In the event that one contractual party’s (A) negligence causes the other party (B) damages covered by party B’s insurance, that insurer may pursue claims against party A. To prevent that from happening contracts have to include a waiver of subrogation clause. Including a waiver of subrogation prevents the insurer from pursuing such claims.
A tenant rents an apartment with a preinstalled kitchen that belongs to the owner and is rented with the apartment. After a pipe bursts the tenant’s private belongings (furniture, electronic devices, etc.) get damaged by the water pouring out. If the tenant has an insurance covering such damages, this insurance will then compensate them for the damages.
After the damages are covered the insurance can pursue the claims against the owner since they are culpable for the preinstalled equipment. In this event the insurance steps into the shoes of its client so to speak. This is called subrogation and gives a client the advantage of not having to wait for any court ruling or settlement in order to recover their losses.

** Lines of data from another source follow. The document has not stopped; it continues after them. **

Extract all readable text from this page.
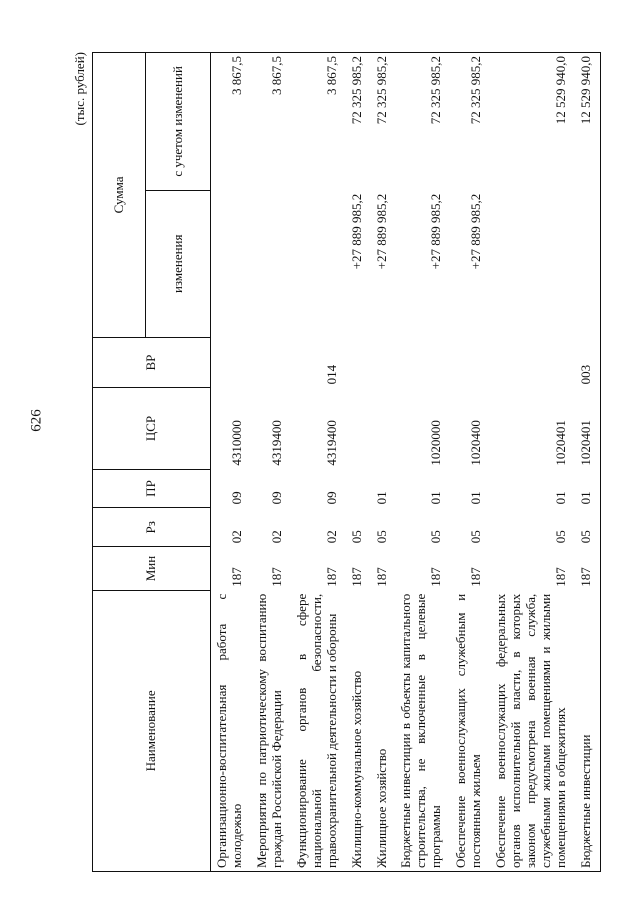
626
(тыс. рублей)
Наименование	Мин	Рз	ПР	ЦСР	ВР	Сумма	
						изменения	с учетом изменений
Организационно-воспитательная работа с молодежью	187	02	09	4310000			3 867,5
Мероприятия по патриотическому воспитанию граждан Российской Федерации	187	02	09	4319400			3 867,5
Функционирование органов в сфере национальной безопасности, правоохранительной деятельности и обороны	187	02	09	4319400	014		3 867,5
Жилищно-коммунальное хозяйство	187	05				+27 889 985,2	72 325 985,2
Жилищное хозяйство	187	05	01			+27 889 985,2	72 325 985,2
Бюджетные инвестиции в объекты капитального строительства, не включенные в целевые программы	187	05	01	1020000		+27 889 985,2	72 325 985,2
Обеспечение военнослужащих служебным и постоянным жильем	187	05	01	1020400		+27 889 985,2	72 325 985,2
Обеспечение военнослужащих федеральных органов исполнительной власти, в которых законом предусмотрена военная служба, служебными жилыми помещениями и жилыми помещениями в общежитиях	187	05	01	1020401			12 529 940,0
Бюджетные инвестиции	187	05	01	1020401	003		12 529 940,0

However, a rental contract for an apartment may include a waiver of subrogation clause. As mentioned already this will usually lead to the insurance demanding a higher premium from their client since it puts the insurance at a higher financial risk. In the example with the burst pipe the waiver of subrogation clause prevents the insurance company from recovering any money through pursuing any claims against the owner.
Local legislation in some countries or federal states may overrule any waiver of subrogation clauses. Furthermore, the wording of the waiver of subrogation clause included in any insurance agreement must match the wording of the clause included in the contract which the insurance covers.